For more complicated actions, which perform meaningful logic beyond invoking a simple command, the tendency is to write custom Python scripts. Python scripts are used instead of shell scripts as they have better cross-platform compatibility and fewer hidden corners (especially in error paths).
As an example of a Python helper, see make_comp_db.py.
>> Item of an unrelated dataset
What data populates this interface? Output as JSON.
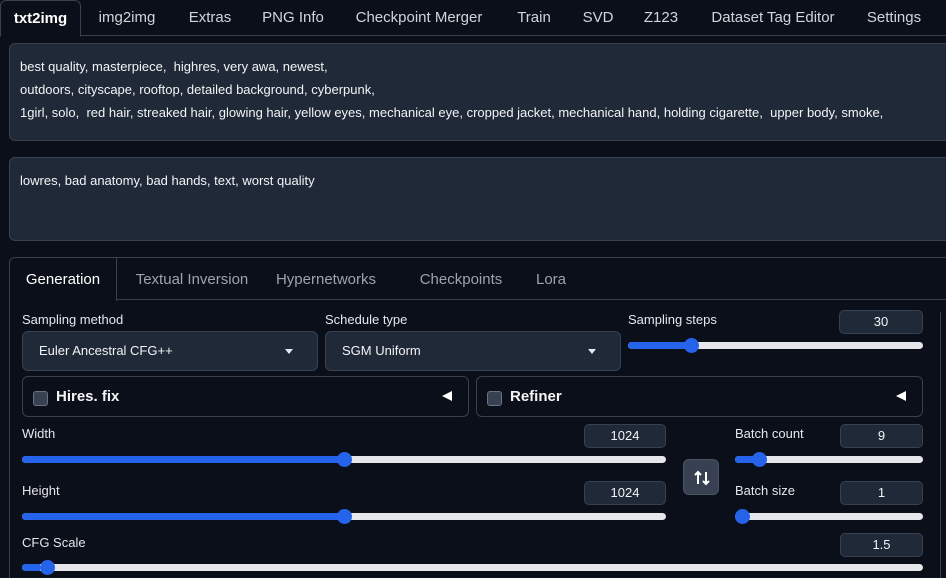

A further advantage of using Python is that these commands can be tested in isolation, outside of Buck2.
Debugging
The functions fail
, print
and pprint
are your friends. To get started, a
buck2 build fbcode//buck2/tests/targets/rules/pascal:
builds everything or
buck2 run fbcode//buck2/tests/targets/rules/pascal:my_binary
runs a specific
binary that returns a RunInfo
.
Testing Rules
A common way to test is to use genrule
to cause the produced binary to run and
assert some properties from it. If your rule is in Buck1 and Buck2, use a
TARGETS
file so you can test with both. If your tests are incompatible with
Buck1 (such as if it is a new rule), use TARGETS.v2
, which will only be seen
by Buck2 and won't cause errors with Buck1.
New rules
If your rule is not already in Buck1, then you can define it wherever you
like, with a preference for it not being in fbcode/buck2/prelude
.
The only advantage of the prelude
is that rules can be used without a
corresponding load
, which is generally considered a misfeature. The attributes
should usually be placed adjacent to the rule itself.
As an example, just below the pascal_binary_impl
function, you could write:
pascal_binary = rule(
impl = pascal_binary_impl,
attrs = {
"deps": attrs.list(attrs.dep()),
"src": attrs.source(),
}
)